The above-detected LGT events serve as amplifying evidence for the exchange of the large genomic regions observed previously in various phages [79, 80]. The same phenomenon may appear to be explanatory for the genome organization of the S. aureus phage SA97 examined in our study; earlier, it was classified to be a virulent phage, and was proposed to be a promising candidate for controlling S. aureus infections [26]; in addition, it was also reported that SA97 could not be affected by LGT, even possessing the genes encoding for a lysogeny module [26]. Here, we show, in contrast, that the largest section of this phage chromosome (32,000-bp in size) is identical exclusively to the prophage region of the single S. aureus strain (ATCC 12,600), while the rest of its DNA material is genetically most closely related to the respective genomic regions of both the same prophage and multiple other S. aureus prophages. Hence, coupled with the PhageAI- and PHASTER-generated inferences obtained in our in silico analysis, these findings are alternatively suggestive of the temperate nature of the S. aureus phage SA97.

Conclusions

We strongly suggest that specific L. monocytogenes virulent phages could serve at least as the donors of certain loci of the gene encoding for the basal promoter specificity factor for L. monocytogenes, while some of these phages could be also the recipients of multiple genetic loci with unknown functions when interacting with the above host species. Intergeneric recombination is suggested to take place, targeting certain genes of unknown functions, also in specific E. coli and S. enterica virulent phages during their interaction with their host prophages. Exhibiting intraspecies recombination of the genetic loci and/or genes with unknown functions, the Phage-host interaction-mediated LGT events could affect as well the genomes of the C. jejuni and S. aureus virulent and temperate phages.

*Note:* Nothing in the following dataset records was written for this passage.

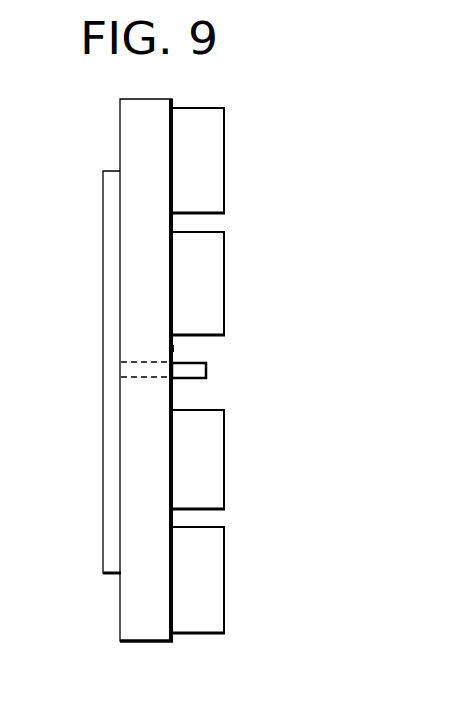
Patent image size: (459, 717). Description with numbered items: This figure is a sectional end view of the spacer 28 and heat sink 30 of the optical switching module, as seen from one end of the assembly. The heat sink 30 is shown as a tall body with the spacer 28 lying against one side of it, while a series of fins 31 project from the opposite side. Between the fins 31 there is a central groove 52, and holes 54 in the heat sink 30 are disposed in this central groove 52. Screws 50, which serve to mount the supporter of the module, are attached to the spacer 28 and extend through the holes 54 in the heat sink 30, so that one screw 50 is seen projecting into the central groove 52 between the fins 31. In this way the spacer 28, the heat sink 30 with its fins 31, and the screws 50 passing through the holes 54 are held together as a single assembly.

The heat sink 30 is at (122, 122).
The fins 31 is at (217, 118).
The spacer 28 is at (107, 554).
The central groove 52 is at (198, 348).
The screws 50 is at (207, 368).
The holes 54 is at (135, 362).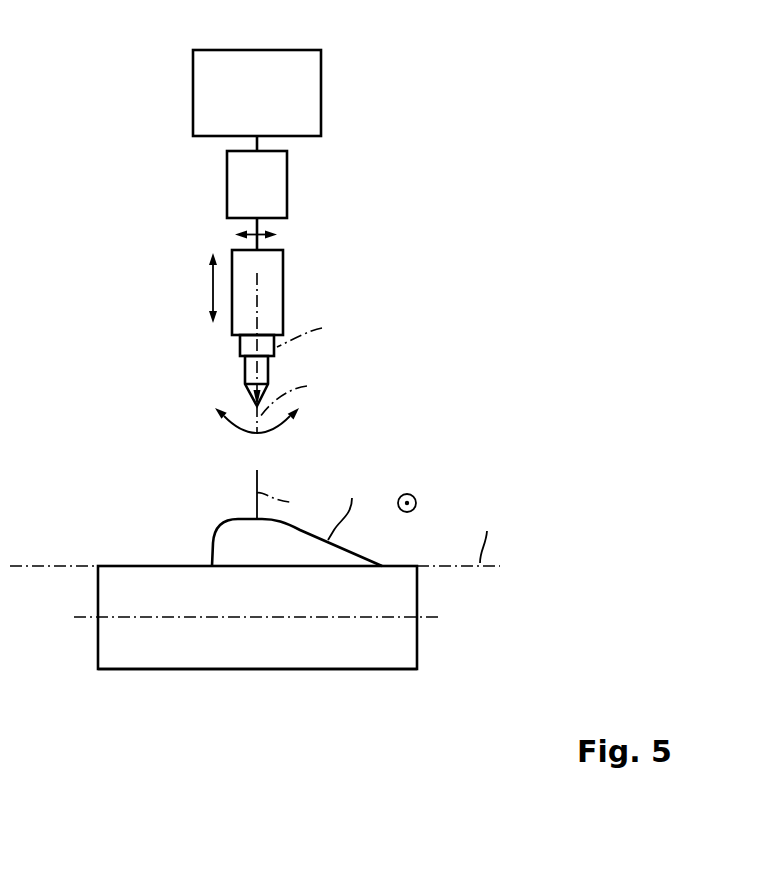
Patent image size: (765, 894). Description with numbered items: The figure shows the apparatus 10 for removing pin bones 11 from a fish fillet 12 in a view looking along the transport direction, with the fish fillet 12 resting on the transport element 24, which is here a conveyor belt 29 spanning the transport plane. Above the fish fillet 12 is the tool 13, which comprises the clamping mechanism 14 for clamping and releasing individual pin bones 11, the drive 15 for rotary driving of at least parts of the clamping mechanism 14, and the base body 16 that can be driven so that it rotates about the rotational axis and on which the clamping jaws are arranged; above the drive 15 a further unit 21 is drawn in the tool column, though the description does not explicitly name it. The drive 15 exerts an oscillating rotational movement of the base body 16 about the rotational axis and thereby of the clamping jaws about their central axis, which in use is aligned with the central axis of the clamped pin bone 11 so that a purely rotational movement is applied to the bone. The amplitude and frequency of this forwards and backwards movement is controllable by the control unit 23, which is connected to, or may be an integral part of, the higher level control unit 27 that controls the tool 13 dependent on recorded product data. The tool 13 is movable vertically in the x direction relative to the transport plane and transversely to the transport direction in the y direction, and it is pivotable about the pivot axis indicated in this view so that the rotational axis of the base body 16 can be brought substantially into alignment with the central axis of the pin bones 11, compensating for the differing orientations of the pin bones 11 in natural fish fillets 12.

The apparatus 10 is at (426, 95).
The pin bone 11 is at (265, 565).
The fish fillet 12 is at (212, 542).
The tool 13 is at (191, 347).
The clamping mechanism 14 is at (231, 392).
The drive 15 is at (291, 360).
The base body 16 is at (247, 373).
The spindle drive 21 is at (288, 270).
The control unit 23 is at (227, 183).
The transport element 24 is at (172, 684).
The control unit 27 is at (193, 90).
The conveyor belt 29 is at (258, 672).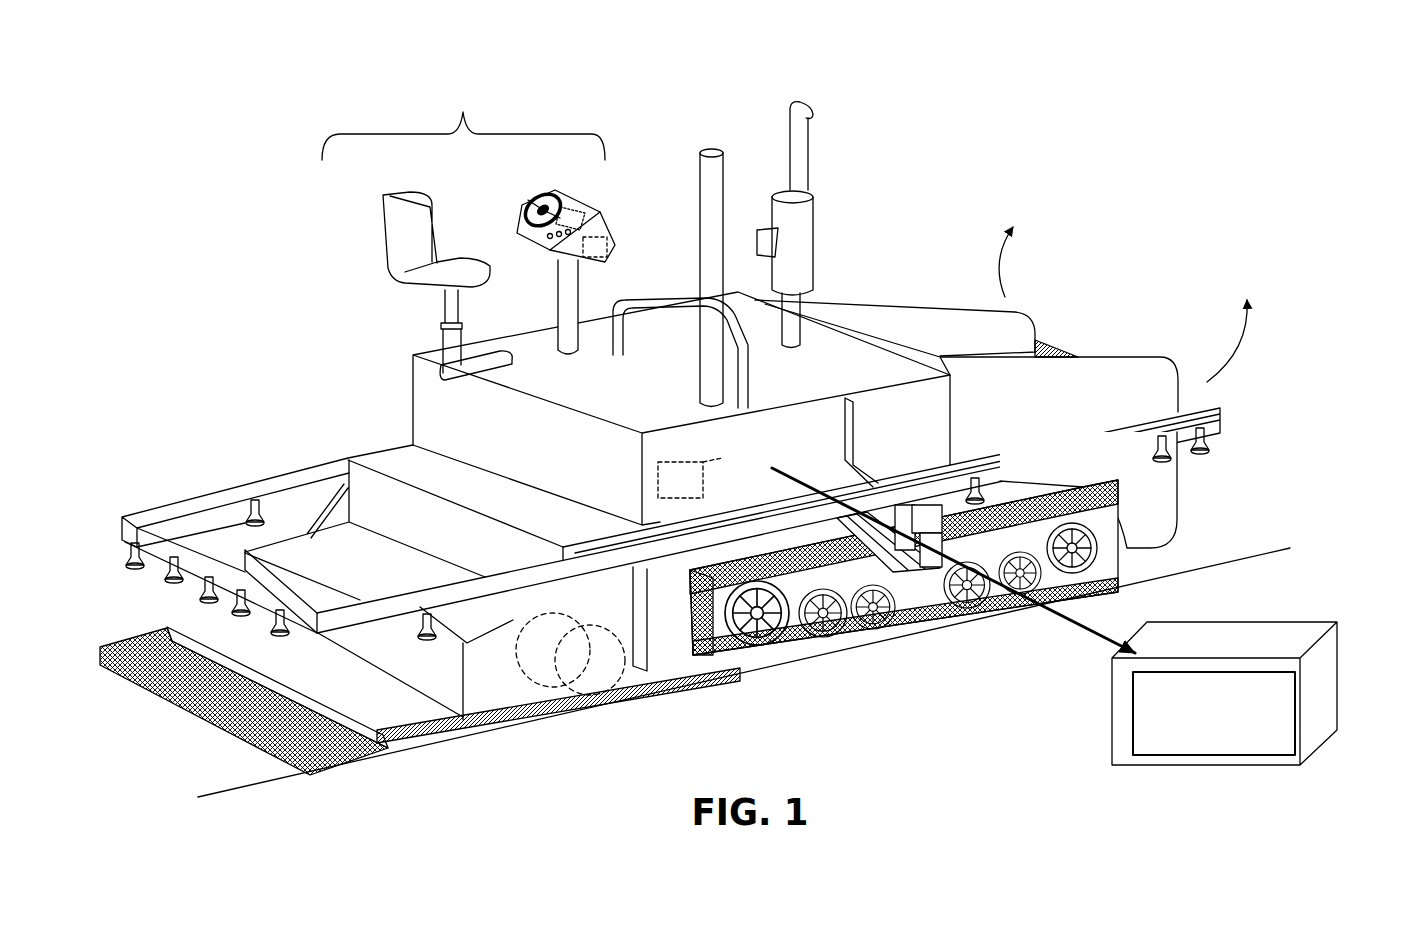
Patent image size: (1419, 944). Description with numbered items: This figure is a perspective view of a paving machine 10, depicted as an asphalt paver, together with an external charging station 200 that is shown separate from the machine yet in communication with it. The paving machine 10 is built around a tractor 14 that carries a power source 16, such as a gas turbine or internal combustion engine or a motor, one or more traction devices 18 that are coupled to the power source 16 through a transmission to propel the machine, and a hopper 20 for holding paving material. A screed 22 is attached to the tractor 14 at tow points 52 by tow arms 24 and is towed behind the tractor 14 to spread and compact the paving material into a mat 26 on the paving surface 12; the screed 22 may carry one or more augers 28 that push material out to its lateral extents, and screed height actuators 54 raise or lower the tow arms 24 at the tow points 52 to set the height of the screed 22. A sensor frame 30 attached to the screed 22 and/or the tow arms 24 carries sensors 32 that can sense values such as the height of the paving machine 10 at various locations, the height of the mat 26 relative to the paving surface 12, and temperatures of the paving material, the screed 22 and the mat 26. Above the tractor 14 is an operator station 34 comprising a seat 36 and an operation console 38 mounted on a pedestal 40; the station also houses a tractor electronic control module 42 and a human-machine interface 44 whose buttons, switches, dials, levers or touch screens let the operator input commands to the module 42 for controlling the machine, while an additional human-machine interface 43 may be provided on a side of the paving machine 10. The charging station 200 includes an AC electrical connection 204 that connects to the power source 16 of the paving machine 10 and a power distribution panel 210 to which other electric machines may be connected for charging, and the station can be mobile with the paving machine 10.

It is also suggested that the above S. aureus temperate phages could acquire from, or donate to, their host (S. aureus), via a single LGT event, simultaneously some of these and other genes involved in the synthesis of the capsid and scaffold proteins, phage tail proteins, holins, and TTPs. In the S. aureus temperate phages and prophages, LGT could affect significantly larger chromosomal regions as compared to those observed across the genomes of the E. coli, S. enterica, L. monocytogenes, and C. jejuni virulent phages and their hosts. Some of the above-detected LGT events may exhibit the genetic interactions between a virulent phage and a temperate phage prior to a switching of the latter to a prophage state.